Methods: After IRB approval, patients with endoscopically unresectable polyps who would otherwise require LC were enrolled. The polyp site was visualized by colonoscopy and resected with laparoscopic assistance, if necessary taking some muscularis during endoscopic mucosal resection (EMR) or submucosal dissection. After confirming benign disease by frozen section, the polypectomy site was closed by TAS (Ethicon Endo-Surgery) under laparoscopic control to avoid injury to surrounding structures. Check colonoscopy was done at 3 months.

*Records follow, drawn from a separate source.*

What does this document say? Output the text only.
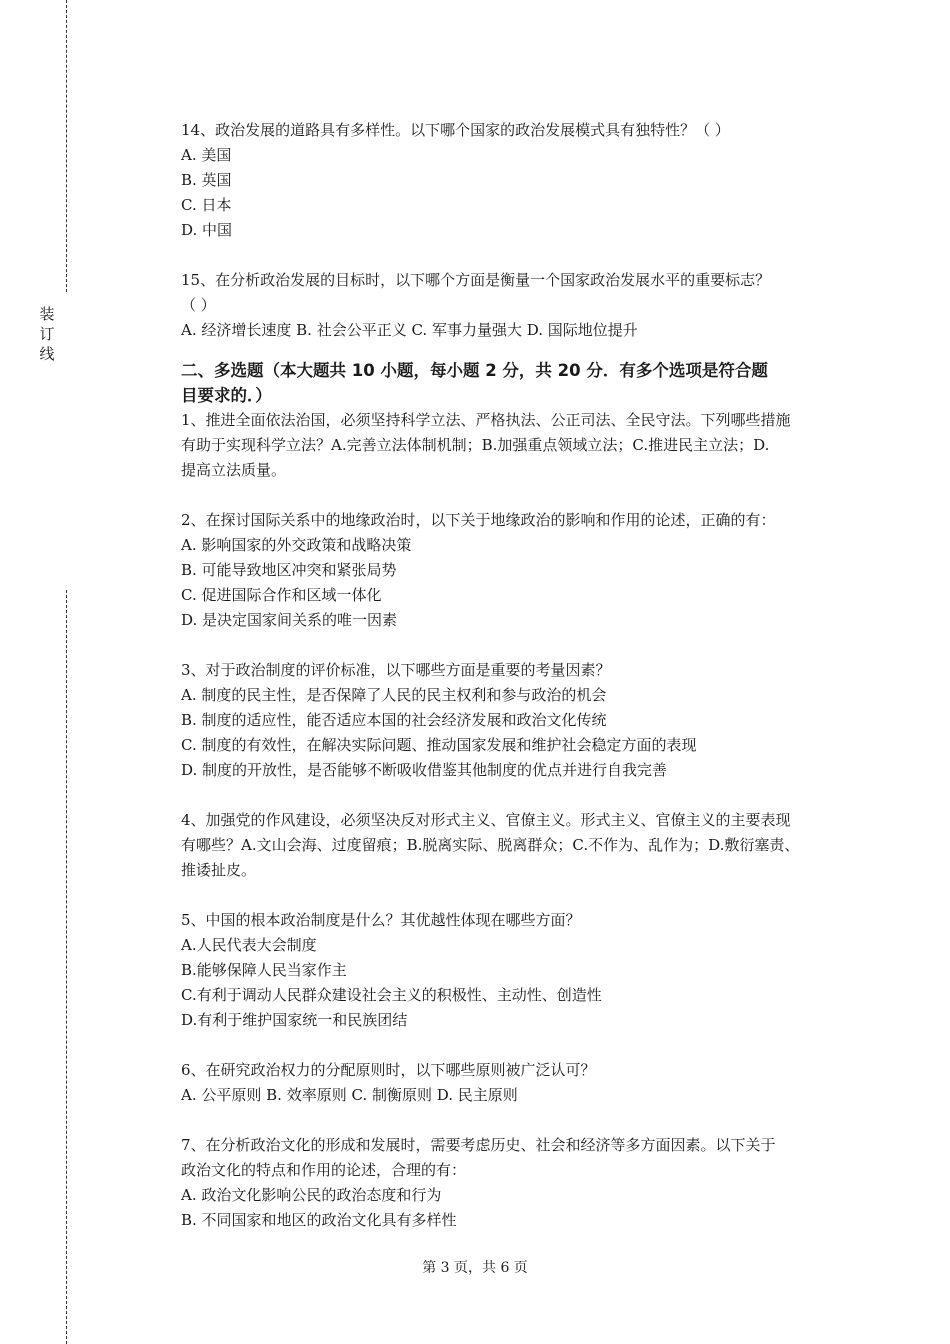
装
订
线

14、政治发展的道路具有多样性。以下哪个国家的政治发展模式具有独特性？（ ）

A. 美国

B. 英国

C. 日本

D. 中国

15、在分析政治发展的目标时，以下哪个方面是衡量一个国家政治发展水平的重要标志？

（ ）

A. 经济增长速度 B. 社会公平正义 C. 军事力量强大 D. 国际地位提升

二、多选题（本大题共 10 小题，每小题 2 分，共 20 分．有多个选项是符合题

目要求的．）

1、推进全面依法治国，必须坚持科学立法、严格执法、公正司法、全民守法。下列哪些措施

有助于实现科学立法？A.完善立法体制机制；B.加强重点领域立法；C.推进民主立法；D.

提高立法质量。

2、在探讨国际关系中的地缘政治时，以下关于地缘政治的影响和作用的论述，正确的有：

A. 影响国家的外交政策和战略决策

B. 可能导致地区冲突和紧张局势

C. 促进国际合作和区域一体化

D. 是决定国家间关系的唯一因素

3、对于政治制度的评价标准，以下哪些方面是重要的考量因素？

A. 制度的民主性，是否保障了人民的民主权利和参与政治的机会

B. 制度的适应性，能否适应本国的社会经济发展和政治文化传统

C. 制度的有效性，在解决实际问题、推动国家发展和维护社会稳定方面的表现

D. 制度的开放性，是否能够不断吸收借鉴其他制度的优点并进行自我完善

4、加强党的作风建设，必须坚决反对形式主义、官僚主义。形式主义、官僚主义的主要表现

有哪些？A.文山会海、过度留痕；B.脱离实际、脱离群众；C.不作为、乱作为；D.敷衍塞责、

推诿扯皮。

5、中国的根本政治制度是什么？其优越性体现在哪些方面？

A.人民代表大会制度

B.能够保障人民当家作主

C.有利于调动人民群众建设社会主义的积极性、主动性、创造性

D.有利于维护国家统一和民族团结

6、在研究政治权力的分配原则时，以下哪些原则被广泛认可？

A. 公平原则 B. 效率原则 C. 制衡原则 D. 民主原则

7、在分析政治文化的形成和发展时，需要考虑历史、社会和经济等多方面因素。以下关于

政治文化的特点和作用的论述，合理的有：

A. 政治文化影响公民的政治态度和行为

B. 不同国家和地区的政治文化具有多样性

第 3 页，共 6 页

Results: Seven patients were recruited (five male; mean age 66 years). Polyps were from 20 to 50mm in diameter (mean 30mm), six were in the right colon, and three were on the mesenteric border of the bowel. Final pathology was benign in all cases. Mean EMR time was 29 minutes, mean time taken for TAS was 37 minutes, and mean total operative time was 129 minutes. Two TAS procedures required conversion to LC (one unresectable polyp and one device failure). Five TAS procedures were completed, with a mean hospital stay of 1.2 days, and no complications. Follow-up colonoscopy revealed complete healing in all cases, with no recurrence of polyp to the current time. One patient (initial 5cm sigmoid polyp) had a very mild asymptomatic stricture in the sigmoid colon.
Conclusion: This initial human experience demonstrates that TAS can be used safely in the colon under laparoscopic control. TAS permits safe closure of defects after endoscopic polypectomy of selected and otherwise unresectable polyps, thereby avoiding the need for LC, and permitting rapid recovery with short hospital stay.